Encore faudrait-il que ce programme d’éducation ne soit pas déjà porteur d’une idéologie… Car en dépit d’une volonté de "se garder de toute intervention autoritaire ou dogmatique dans la construction de la vie affective et relationnelle" de l'élève, le projet fait tout de même la part belle à la lutte contre les stéréotypes de genre et à "toutes les discriminations de sexe, de genre, d'orientation sexuelle". Ainsi, dès la maternelle, il est demandé de "vivre l’égalité entre les filles et les garçons et la liberté d’être soi-même". En CP, une activité recommandée consiste à "repérer les stéréotypes dans les catalogues de jouets, le choix des couleurs dans les emballages de jeux et de jouets, etc." En classe de 5ème, le programme prévoit, comme "objet d’étude", de "développer librement sa personnalité", c’est-à-dire de "savoir s’affirmer sans se sentir obligé ou contraint". Pour cela, les élèves de 5ème seront amenés à savoir "différencier sexe, genre, préférence et orientation sexuelles".
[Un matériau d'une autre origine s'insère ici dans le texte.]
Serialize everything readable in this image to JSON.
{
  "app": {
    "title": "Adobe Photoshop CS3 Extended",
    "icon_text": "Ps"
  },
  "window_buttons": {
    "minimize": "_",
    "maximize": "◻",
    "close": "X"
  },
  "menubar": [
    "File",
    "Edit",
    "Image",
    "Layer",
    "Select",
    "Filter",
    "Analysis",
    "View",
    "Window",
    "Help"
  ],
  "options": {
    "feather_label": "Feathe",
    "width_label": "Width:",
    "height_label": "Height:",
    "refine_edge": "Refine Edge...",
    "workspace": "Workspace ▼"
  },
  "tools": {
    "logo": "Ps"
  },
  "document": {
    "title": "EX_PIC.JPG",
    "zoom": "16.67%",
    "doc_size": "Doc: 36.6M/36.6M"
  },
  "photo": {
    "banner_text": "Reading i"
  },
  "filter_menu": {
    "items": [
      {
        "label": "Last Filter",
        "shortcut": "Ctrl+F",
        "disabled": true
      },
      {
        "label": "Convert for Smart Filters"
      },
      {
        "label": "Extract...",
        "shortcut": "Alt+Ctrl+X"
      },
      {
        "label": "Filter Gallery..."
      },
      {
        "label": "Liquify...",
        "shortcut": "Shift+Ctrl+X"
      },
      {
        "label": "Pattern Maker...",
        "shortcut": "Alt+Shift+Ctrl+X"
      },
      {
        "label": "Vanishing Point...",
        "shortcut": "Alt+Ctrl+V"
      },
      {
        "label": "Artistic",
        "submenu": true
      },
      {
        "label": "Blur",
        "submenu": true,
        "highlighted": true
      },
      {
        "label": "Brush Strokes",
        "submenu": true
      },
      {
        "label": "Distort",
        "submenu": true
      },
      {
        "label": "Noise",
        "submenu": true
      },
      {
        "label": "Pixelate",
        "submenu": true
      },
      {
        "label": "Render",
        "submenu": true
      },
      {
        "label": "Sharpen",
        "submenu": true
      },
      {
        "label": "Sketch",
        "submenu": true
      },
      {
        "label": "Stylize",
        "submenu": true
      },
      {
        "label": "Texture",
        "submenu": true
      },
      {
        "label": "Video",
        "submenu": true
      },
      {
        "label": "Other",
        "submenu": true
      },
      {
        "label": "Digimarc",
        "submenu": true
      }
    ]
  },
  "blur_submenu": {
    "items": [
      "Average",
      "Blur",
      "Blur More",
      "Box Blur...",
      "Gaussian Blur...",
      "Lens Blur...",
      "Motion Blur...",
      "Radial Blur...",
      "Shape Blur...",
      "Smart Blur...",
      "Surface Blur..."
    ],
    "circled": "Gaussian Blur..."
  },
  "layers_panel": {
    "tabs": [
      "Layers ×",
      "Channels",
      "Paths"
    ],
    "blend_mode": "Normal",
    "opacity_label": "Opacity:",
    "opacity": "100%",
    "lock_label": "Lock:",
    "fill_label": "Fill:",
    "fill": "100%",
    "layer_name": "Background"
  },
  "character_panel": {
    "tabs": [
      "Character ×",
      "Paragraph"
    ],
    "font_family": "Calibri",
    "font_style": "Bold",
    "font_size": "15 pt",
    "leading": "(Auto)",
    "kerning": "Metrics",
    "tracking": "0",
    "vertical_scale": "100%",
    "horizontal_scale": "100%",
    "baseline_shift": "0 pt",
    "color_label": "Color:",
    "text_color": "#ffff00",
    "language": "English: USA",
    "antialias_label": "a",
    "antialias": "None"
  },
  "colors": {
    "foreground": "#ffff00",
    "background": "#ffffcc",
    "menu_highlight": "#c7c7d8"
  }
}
Pour les Associations Familiales Catholiques (AFC), qui entend réagir "fortement" après la lecture du projet, ce dernier "cherche à transmettre une pensée et un comportement uniques, en lien étroit avec la culture dominante, sans respect pour la liberté de conscience des familles". Elles dénoncent notamment "le primat envahissant de l’émotion pour encourager les choix et le discernement des enfants et des jeunes et la lutte contre les soi-disant "stéréotypes de genre" de la maternelle à la terminale".
Les parents hors-jeu ?
Les parents sont les grands absents de ce vaste programme. Le document préfère parler "d’adultes de confiance" et invite les plus jeunes (moyenne et grande section) à "identifier les adultes de confiance" avec lesquels ils peuvent "exprimer [leurs] joies et [leurs] peines, qui seraient capables de [les] aider en cas de difficulté". Et de citer comme exemples, dans cet ordre-là : "école, famille, environnement médical, sportif, etc". "Nous ne pouvons accepter l’absence de référence aux parents, remplacés par des "adultes de confiance", de même niveau que l’école, l’environnement médical ou sportif", dénoncent les AFC.
Quant à la famille dite "traditionnelle", elle semble être mise au placard. Les élèves de CE1 seront invités à "lire des albums présentant différents types de familles et comprendre qu’il en existe une grande variété (hétéroparentale, monoparentale, homoparentale, adoptive, recomposée, sans enfant, etc.)". Les AFC regrettent en ce sens "une banalisation des structures familiales" et s’insurgent contre le fait que les familles unies sont qualifiées de "familles hétéroparentales". "Dans cette indifférenciation, on oublie que les deux tiers des enfants mineurs vivent dans des familles avec leur père et leur mère et on semble ignorer les souffrances profondes engendrées par les ruptures familiales."
Ce projet de programme doit désormais faire l’objet d’une consultation, avant d’être publié par le ministère de l’Éducation, pour une entrée en application en septembre 2024.